Les bonnes intentions c’est bien, mais…
Évitant l’écueil systématique d’un jeunisme ringard et se limitant à une série d’arguments simples, difficilement attaquables et qui ont le bon goût d’être dans l’air du temps, la mode des trentenaires est-elle pour autant parfaitement sincère et exempte d’arrière pensée ? D’ailleurs, cette mode est-elle le fruit du hasard ou le résultat d’un processus anticipé ?
Car s’il est malheureusement un art dans lequel les français sont devenus des experts, c’est bien celui de douter de la parole des politiques. Pas assez semble-t-il toutefois puisqu’une large part d’entre eux reconduit régulièrement les mêmes hommes politiques malgré leurs erreurs, leurs méfaits, au détriment d’hommes nouveaux aux discours séduisants.
Et les raisons de douter sont nombreuses. Les défaites de la droite en 2012, et préalablement celles aux élections intermédiaires conjuguées à la perte du Sénat, ont libéré un espace sans précédent de ce côté de l’échiquier politique pour ceux aux dents longues qui rêvent de se faire une place au soleil et qui se posent en porte étendard du redressement de leur famille politique. A l’autre bout, le long manque de leadership à gauche, curieusement couronné au final par une mainmise quasi exclusive sur l’ensemble des institutions (certes désormais presque réduite à néant par les affaires, les couacs et autres faiblesses), a contribué à créer un boulevard à l’arrière garde qui attend son heure. Quant au reste du paysage politique, dont l’unique credo est une transformation radicale et plus ou moins pacifique du système, il est le terrain de jeu absolu pour ceux de cette génération aspirant à exercer des fonctions politiques, bien que sur cette portion de l’échiquier leurs chances soient plus qu’infimes…

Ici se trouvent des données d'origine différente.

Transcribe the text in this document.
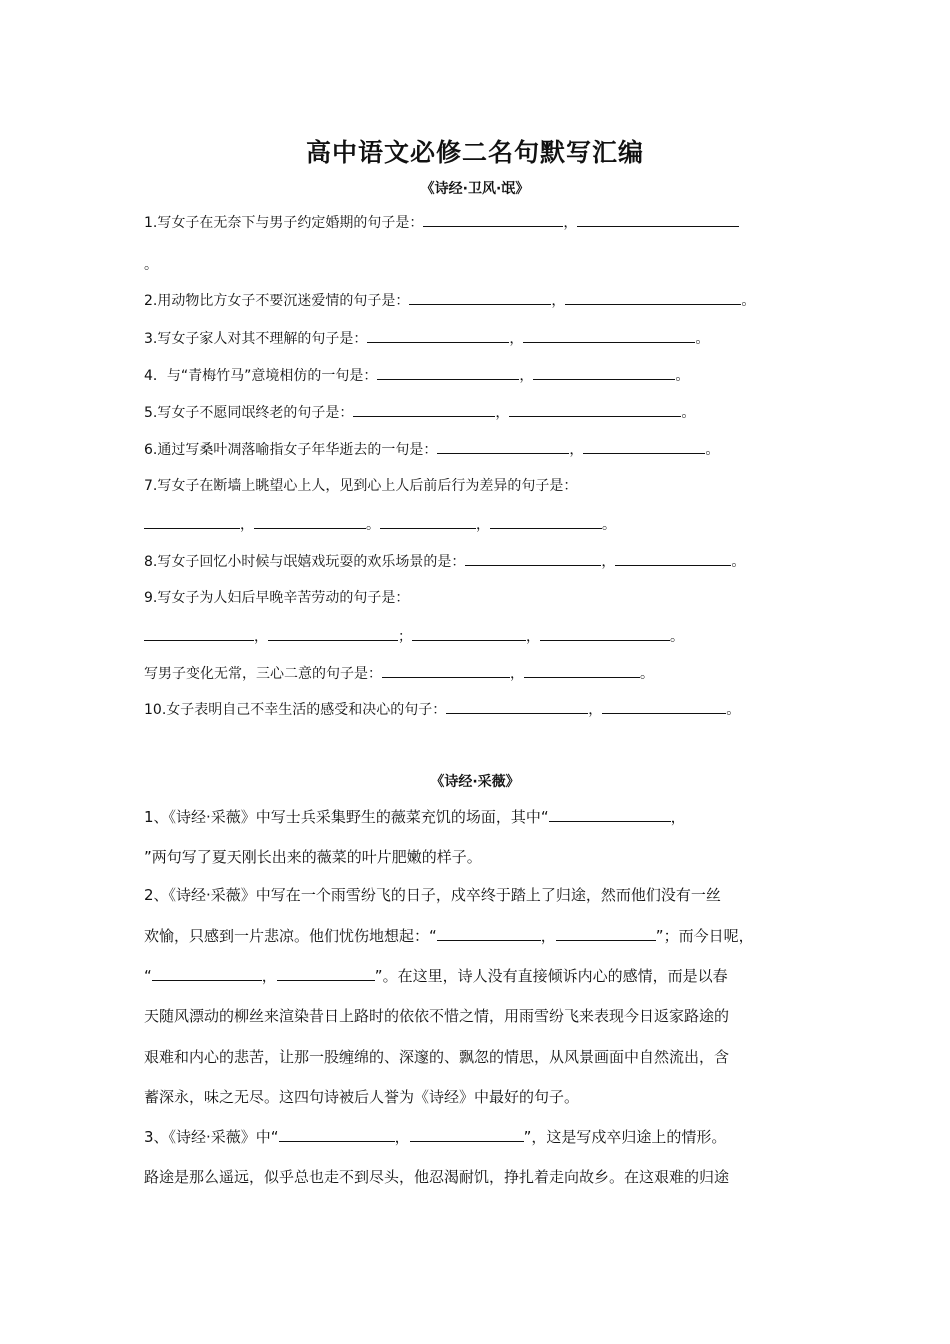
高中语文必修二名句默写汇编
《诗经·卫风·氓》
1.写女子在无奈下与男子约定婚期的句子是：	，
。
2.用动物比方女子不要沉迷爱情的句子是：	，	。
3.写女子家人对其不理解的句子是：	，	。
4．与“青梅竹马”意境相仿的一句是：	，	。
5.写女子不愿同氓终老的句子是：	，	。
6.通过写桑叶凋落喻指女子年华逝去的一句是：	，	。
7.写女子在断墙上眺望心上人，见到心上人后前后行为差异的句子是：
，	。	，	。
8.写女子回忆小时候与氓嬉戏玩耍的欢乐场景的是：	，	。
9.写女子为人妇后早晚辛苦劳动的句子是：
，	；	，	。
写男子变化无常，三心二意的句子是：	，	。
10.女子表明自己不幸生活的感受和决心的句子：	，	。
《诗经·采薇》
1、《诗经·采薇》中写士兵采集野生的薇菜充饥的场面，其中“	，
”两句写了夏天刚长出来的薇菜的叶片肥嫩的样子。
2、《诗经·采薇》中写在一个雨雪纷飞的日子，戍卒终于踏上了归途，然而他们没有一丝
欢愉，只感到一片悲凉。他们忧伤地想起：“	，	”；而今日呢，
“	，	”。在这里，诗人没有直接倾诉内心的感情，而是以春
天随风漂动的柳丝来渲染昔日上路时的依依不惜之情，用雨雪纷飞来表现今日返家路途的
艰难和内心的悲苦，让那一股缠绵的、深邃的、飘忽的情思，从风景画面中自然流出，含
蓄深永，味之无尽。这四句诗被后人誉为《诗经》中最好的句子。
3、《诗经·采薇》中“	，	”，这是写戍卒归途上的情形。
路途是那么遥远，似乎总也走不到尽头，他忍渴耐饥，挣扎着走向故乡。在这艰难的归途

Bref, il semble bien chimérique de voir dans la propulsion de cette « nouvelle génération » un miraculeux renouvellement du personnel ou de la pratique politique dans notre pays. Bien au contraire, on peut y lire d’abord une subtile tentative de la presse de dépoussiérer ses pages politiques pour se sortir d’une routine désormais suicidaire tant ses ventes sont en chute libre. Ensuite, profitant de cet effet de loupe, l’arrivée sur le marché de ces nouveaux jeunes constitue un relais de croissance pour les formations politiques desquelles ils sont issus, concourant ainsi à maintenir ces dernières dans la course pour le pouvoir. Enfin, derrière des intentions – probablement louables chez certains – prenant la forme d’une fausse ou d’une touchante naïveté, il faut y voir la recherche de l’accomplissement d’un destin personnel et l’espoir d’une carrière politique brillante, bien entendu au seul service de l’intérêt général…
The end is the beginning is the end
Expérience rime t-elle nécessairement avec efficacité, ancienneté avec obsolescence et jeunesse avec renouveau ? L’équation semble bien difficile à résoudre tant il existe une tolérance à l’échec et à la médiocrité entretenant un cercle vicieux nous empêchant de sortir définitivement du marasme ambiant. Bien qu’il faille se garder de généraliser et de jeter une opprobre malsaine sur l’ensemble des élus ayant effectué deux mandats ou plus, on ne peut que se poser la question pour ceux qui sont en place depuis le plus longtemps pourquoi, avec tant d’expérience, de sagesse et de compétences accumulées, nous nous retrouvons dans une situation structurelle et morale pire qu’à leur arrivée aux affaires.
Mais dans le même temps, il serait illusoire de considérer qu’un homme ou une génération providentielle tirant profit de sa relative virginité politique (relative car on n’arrive pas en politique sans engagements préalables) puisse incarner à la fois un rebond nécessaire de notre vivacité démocratique et un véritable renouvellement humain et idéologique, tant les schémas de pensée, le socle dogmatique et plus tristement la façon d’envisager la pratique de la chose politique semblent figés. Tant que l’on n’aura pas consciencieusement redéfini cette dernière, l’important ne sera pas de savoir qui fait de la politique mais plutôt ce que l’on veut faire de la politique.
Et comme disait le poète : « Qu’est ce qu’un vieux con ? C’est un jeune con qui a vieilli ».